Archaeology in Annapolis at Wye House and on The Hill has demonstrated the importance of archaeology in developing new knowledge about African American history and, in the spirit of public humanities, the value of involving local communities in the research process. Certainly our work has contributed to the success of the recently established doctoral program in the department of anthropology at the University of Maryland. All the graduate students involved in the Wye House and The Hill projects have received (or will soon receive) their doctorates from the University of Maryland. All also learned something about the importance of public scholarship as we sought to address the kinds of questions Martha Ray Green posed at the beginning of our research.

 

Mark Leone. Photograph by John Consoli; courtesy University of Maryland.

Mark P. Leone is professor of anthropology at the University of Maryland, College Park and director of Archaeology in Annapolis.

 

 

 

 

 


[1] Frederick Douglass, Narrative of the Life of Frederick Douglass, an American Slave (1845); My Bondage and My Freedom (1855); Life and Times of Frederick Douglass(1881). All three are included in Douglass Autobiographies, ed.
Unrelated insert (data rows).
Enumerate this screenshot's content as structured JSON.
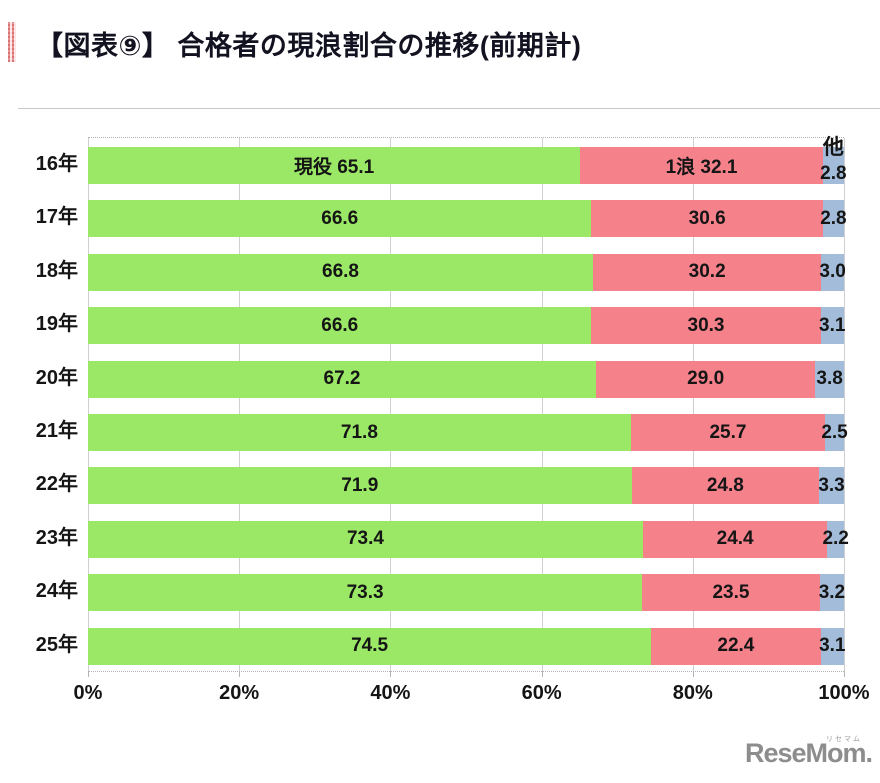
{
  "header": {
    "title": "【図表⑨】 合格者の現浪割合の推移(前期計)"
  },
  "chart_data": {
    "type": "bar",
    "stacked": true,
    "orientation": "horizontal",
    "title": "合格者の現浪割合の推移(前期計)",
    "categories": [
      "16年",
      "17年",
      "18年",
      "19年",
      "20年",
      "21年",
      "22年",
      "23年",
      "24年",
      "25年"
    ],
    "series": [
      {
        "name": "現役",
        "color": "#9ae866",
        "values": [
          65.1,
          66.6,
          66.8,
          66.6,
          67.2,
          71.8,
          71.9,
          73.4,
          73.3,
          74.5
        ]
      },
      {
        "name": "1浪",
        "color": "#f5818b",
        "values": [
          32.1,
          30.6,
          30.2,
          30.3,
          29.0,
          25.7,
          24.8,
          24.4,
          23.5,
          22.4
        ]
      },
      {
        "name": "他",
        "color": "#a2bcda",
        "values": [
          2.8,
          2.8,
          3.0,
          3.1,
          3.8,
          2.5,
          3.3,
          2.2,
          3.2,
          3.1
        ]
      }
    ],
    "xlim": [
      0,
      100
    ],
    "x_tick_labels": [
      "0%",
      "20%",
      "40%",
      "60%",
      "80%",
      "100%"
    ],
    "x_tick_values": [
      0,
      20,
      40,
      60,
      80,
      100
    ],
    "grid": true,
    "legend": "none",
    "first_row_inline_series_labels": true,
    "grid_color": "#cfcfcf",
    "value_label_color": "#151515"
  },
  "logo": {
    "text": "ReseMom.",
    "ruby": "リセマム"
  }
}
Henry Louis Gates (New York: Library of America, 1994).

[2] As used here, the term “unit” refers to a five-by-five-foot square parcel of land that defines an area for excavation.

[3] Archaeology at Wye House has resulted in three dissertations and seven site reports to date; more are forthcoming. These documents can be found on the Digital Repository at the University of Maryland (DRUM) and are freely available to all.
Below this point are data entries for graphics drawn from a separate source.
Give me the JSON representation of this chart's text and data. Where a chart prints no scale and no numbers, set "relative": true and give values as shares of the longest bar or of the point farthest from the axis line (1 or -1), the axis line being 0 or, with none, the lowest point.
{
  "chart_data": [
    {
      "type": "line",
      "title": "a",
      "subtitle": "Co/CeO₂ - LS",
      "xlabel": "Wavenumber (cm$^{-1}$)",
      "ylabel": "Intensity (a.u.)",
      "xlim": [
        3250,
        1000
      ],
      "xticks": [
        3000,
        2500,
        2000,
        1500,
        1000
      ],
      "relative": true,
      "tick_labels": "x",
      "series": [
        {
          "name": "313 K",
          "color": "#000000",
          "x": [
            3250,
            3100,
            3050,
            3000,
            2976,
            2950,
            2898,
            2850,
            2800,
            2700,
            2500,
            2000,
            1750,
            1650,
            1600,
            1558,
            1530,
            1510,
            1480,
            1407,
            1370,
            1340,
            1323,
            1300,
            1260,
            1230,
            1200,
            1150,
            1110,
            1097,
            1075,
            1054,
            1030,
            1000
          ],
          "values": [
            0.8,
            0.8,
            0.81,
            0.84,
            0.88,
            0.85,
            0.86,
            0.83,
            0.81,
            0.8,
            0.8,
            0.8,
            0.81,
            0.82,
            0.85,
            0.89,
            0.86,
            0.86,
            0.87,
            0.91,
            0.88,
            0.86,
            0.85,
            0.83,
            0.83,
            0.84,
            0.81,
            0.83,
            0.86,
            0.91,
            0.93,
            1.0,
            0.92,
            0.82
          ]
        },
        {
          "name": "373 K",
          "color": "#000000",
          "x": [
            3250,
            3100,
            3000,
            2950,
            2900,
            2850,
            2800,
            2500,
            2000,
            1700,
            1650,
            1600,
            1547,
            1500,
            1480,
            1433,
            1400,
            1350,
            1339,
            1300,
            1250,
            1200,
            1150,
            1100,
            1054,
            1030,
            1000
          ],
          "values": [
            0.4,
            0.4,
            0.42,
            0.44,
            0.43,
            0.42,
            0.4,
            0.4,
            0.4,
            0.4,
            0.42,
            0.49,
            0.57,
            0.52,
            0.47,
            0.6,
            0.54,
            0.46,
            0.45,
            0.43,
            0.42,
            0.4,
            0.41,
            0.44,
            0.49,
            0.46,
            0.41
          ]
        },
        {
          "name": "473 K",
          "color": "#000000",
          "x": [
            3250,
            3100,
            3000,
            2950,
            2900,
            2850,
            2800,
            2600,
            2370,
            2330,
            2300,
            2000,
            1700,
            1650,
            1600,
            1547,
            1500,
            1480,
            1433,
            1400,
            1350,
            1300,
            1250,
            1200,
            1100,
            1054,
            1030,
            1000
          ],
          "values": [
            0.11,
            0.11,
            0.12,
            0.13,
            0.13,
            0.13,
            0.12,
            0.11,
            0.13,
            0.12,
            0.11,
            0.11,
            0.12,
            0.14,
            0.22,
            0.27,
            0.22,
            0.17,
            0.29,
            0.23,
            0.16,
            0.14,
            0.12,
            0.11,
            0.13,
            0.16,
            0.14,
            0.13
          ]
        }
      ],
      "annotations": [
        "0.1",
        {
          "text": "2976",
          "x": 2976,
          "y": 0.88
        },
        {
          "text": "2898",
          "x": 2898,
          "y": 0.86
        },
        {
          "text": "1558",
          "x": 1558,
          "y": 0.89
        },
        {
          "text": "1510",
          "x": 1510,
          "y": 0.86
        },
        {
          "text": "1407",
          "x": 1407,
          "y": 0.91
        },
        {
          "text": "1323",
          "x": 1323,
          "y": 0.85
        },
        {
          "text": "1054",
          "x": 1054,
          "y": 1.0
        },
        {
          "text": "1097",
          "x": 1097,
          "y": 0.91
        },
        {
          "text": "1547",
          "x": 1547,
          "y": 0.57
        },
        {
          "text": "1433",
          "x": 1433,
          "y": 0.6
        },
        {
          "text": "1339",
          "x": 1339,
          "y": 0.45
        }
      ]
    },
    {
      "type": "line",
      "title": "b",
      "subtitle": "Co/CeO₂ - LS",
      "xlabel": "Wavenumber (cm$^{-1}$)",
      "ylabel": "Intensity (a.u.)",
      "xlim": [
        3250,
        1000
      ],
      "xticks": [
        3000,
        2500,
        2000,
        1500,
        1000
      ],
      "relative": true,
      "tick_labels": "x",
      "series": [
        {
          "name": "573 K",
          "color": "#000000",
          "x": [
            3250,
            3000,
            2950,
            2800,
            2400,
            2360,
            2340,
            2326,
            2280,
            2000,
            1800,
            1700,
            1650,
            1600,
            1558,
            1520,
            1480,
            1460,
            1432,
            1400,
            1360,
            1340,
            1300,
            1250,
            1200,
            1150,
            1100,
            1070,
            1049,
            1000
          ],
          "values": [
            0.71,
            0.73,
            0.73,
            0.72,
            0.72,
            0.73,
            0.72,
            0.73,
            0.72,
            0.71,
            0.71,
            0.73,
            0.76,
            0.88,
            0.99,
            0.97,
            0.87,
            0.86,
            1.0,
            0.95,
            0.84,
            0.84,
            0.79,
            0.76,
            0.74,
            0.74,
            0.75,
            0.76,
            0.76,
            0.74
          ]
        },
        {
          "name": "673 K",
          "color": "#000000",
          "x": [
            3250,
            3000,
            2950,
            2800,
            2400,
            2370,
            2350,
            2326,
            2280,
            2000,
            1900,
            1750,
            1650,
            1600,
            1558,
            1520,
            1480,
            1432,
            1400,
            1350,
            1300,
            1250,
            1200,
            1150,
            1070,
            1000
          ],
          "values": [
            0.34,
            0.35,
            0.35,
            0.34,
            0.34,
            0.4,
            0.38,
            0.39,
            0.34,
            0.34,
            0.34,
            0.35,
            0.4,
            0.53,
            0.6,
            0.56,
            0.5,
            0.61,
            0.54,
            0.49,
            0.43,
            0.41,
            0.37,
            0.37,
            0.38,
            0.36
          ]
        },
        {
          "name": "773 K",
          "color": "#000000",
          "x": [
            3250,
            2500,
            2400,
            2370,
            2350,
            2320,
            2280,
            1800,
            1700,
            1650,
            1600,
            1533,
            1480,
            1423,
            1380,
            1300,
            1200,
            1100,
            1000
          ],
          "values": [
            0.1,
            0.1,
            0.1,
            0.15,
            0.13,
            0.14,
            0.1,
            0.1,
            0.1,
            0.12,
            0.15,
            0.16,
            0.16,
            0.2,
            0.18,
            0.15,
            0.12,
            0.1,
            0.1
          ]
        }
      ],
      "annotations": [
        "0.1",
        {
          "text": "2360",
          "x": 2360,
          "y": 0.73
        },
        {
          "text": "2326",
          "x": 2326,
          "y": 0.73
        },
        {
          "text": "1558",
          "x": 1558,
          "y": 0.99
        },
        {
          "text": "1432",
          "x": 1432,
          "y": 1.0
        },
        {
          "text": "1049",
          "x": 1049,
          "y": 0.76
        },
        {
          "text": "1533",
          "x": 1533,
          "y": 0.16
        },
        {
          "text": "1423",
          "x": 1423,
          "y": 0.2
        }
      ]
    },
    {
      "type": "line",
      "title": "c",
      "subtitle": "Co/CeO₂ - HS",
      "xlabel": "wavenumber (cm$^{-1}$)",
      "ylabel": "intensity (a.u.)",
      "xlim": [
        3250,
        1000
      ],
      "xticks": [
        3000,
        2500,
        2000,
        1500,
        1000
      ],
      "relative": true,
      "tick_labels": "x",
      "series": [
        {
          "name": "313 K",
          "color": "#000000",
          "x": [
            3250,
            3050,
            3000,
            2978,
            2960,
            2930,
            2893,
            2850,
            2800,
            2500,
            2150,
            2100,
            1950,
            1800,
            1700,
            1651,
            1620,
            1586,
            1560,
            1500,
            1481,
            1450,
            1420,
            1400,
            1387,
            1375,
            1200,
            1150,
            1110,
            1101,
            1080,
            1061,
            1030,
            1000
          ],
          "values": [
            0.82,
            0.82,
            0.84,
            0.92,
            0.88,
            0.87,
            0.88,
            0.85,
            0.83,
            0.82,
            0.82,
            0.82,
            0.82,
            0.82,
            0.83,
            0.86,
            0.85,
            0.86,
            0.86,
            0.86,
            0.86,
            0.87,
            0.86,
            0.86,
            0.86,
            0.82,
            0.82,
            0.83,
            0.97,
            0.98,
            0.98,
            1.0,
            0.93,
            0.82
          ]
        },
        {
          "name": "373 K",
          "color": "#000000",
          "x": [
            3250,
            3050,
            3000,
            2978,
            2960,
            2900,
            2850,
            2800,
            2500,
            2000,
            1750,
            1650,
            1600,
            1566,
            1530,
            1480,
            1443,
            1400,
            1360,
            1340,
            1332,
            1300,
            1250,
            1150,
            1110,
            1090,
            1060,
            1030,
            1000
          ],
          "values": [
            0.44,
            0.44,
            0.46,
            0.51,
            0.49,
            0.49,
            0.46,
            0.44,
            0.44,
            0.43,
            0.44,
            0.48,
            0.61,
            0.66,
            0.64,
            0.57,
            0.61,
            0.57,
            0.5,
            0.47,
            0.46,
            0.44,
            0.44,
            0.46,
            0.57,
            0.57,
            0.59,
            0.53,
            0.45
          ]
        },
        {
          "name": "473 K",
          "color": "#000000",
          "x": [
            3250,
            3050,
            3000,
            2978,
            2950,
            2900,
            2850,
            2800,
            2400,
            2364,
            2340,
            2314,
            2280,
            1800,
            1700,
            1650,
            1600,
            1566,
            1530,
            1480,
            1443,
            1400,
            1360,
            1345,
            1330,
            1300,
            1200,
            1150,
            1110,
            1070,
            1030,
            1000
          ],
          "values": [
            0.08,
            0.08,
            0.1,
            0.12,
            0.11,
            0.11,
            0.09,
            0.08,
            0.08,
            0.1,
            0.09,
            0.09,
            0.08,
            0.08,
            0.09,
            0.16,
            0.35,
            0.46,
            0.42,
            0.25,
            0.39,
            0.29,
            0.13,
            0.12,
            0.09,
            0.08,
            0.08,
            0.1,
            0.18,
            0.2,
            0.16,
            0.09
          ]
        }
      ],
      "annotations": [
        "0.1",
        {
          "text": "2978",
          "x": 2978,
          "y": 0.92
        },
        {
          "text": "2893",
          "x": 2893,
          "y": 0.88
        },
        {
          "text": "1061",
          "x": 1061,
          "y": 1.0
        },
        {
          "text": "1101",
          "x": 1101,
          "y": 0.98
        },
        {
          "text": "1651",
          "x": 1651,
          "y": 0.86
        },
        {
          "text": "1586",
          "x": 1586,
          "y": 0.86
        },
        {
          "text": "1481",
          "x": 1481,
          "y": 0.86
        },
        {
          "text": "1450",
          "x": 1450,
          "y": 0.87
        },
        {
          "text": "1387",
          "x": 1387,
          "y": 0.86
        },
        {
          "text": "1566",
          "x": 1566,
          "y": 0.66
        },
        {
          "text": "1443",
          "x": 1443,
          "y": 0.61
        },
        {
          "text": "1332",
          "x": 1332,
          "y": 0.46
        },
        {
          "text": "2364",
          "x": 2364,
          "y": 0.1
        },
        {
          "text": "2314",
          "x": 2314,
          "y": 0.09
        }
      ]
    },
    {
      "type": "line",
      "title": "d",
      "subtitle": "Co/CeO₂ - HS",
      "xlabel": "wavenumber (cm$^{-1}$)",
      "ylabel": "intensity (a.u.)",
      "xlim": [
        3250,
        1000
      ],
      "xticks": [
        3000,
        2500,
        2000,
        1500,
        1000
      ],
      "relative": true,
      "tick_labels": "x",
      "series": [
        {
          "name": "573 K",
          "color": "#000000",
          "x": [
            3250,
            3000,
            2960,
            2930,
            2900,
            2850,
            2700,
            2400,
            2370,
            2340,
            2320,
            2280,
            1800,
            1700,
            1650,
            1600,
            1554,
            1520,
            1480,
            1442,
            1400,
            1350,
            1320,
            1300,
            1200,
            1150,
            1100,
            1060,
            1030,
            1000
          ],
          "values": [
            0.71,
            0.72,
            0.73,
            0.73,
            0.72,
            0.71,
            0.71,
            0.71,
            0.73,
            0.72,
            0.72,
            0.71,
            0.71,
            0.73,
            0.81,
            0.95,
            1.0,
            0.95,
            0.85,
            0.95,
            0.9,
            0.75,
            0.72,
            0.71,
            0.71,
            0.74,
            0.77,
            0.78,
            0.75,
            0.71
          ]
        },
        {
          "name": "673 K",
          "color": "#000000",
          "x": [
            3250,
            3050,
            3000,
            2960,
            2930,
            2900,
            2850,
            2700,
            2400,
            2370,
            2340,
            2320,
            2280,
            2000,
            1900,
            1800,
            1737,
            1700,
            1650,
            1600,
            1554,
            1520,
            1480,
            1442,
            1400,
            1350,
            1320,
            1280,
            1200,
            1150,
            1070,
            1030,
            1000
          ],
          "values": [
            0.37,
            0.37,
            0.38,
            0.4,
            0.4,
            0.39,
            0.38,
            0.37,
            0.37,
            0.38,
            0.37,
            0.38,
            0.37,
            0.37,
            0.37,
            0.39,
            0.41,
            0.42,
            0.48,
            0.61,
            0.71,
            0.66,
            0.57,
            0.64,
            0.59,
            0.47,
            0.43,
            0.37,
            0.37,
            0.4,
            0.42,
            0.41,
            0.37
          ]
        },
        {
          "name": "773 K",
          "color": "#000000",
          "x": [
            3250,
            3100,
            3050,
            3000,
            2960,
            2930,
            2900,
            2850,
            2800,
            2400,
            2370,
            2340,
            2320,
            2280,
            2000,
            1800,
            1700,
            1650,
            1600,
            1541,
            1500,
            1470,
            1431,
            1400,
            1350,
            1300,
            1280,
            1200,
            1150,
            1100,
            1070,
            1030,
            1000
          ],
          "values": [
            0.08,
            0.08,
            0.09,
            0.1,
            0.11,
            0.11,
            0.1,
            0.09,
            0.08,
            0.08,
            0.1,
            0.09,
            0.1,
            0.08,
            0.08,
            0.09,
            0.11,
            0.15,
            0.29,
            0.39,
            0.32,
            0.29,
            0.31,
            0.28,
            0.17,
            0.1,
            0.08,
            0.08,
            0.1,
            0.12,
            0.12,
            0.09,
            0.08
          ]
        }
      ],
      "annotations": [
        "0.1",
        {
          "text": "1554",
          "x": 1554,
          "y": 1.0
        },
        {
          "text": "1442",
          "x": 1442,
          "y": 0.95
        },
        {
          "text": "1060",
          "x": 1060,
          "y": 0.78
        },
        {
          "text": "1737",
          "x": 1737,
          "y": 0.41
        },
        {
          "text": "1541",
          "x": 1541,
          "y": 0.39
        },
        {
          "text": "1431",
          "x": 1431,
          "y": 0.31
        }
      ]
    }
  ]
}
[4] Amanda Tang, “’Fried chicken belongs to all of us’: The Zooarchaeology of Enslaved Foodways on the Long Green, Wye House (18TA314), Talbot County, Maryland” (PhD diss., University of Maryland, 2014).

[5] Heather Trigg and Susan Jacobucci of the Fiske Center for Archaeological Research at University of Massachusetts Boston analyzed pollen from the rooms in the Greenhouse. John Jones of Archaeological Consulting Services, Ltd. analyzed pollen from a separate hothouse and other quarters.

[6] Elizabeth Pruitt, “Reordering the Landscape: Science, Nature, and Spirituality at Wye House” (PhD diss., University of Maryland, 2015); and Reordering the Landscape of Wye House: Nature, Spirituality, and Social Order (Lanham, MD: Lexington Books, 2017).

[7] A recording of the entire opening ceremony is available at “Frederick Douglass & Wye House,” published November 14, 2016. Ms. Phoenix’s remarks begin at 21:47; quoted material begins at 23:04.

[8] Tracy H. Jenkins and Benjamin A. Skolnik, “Phase I and II Archaeological Testing at 321 and 323 South Street, Easton, Maryland Home of the Family of the Buffalo Soldier” (report prepared for Historic Easton, Inc., Archaeology in Annapolis, 2013).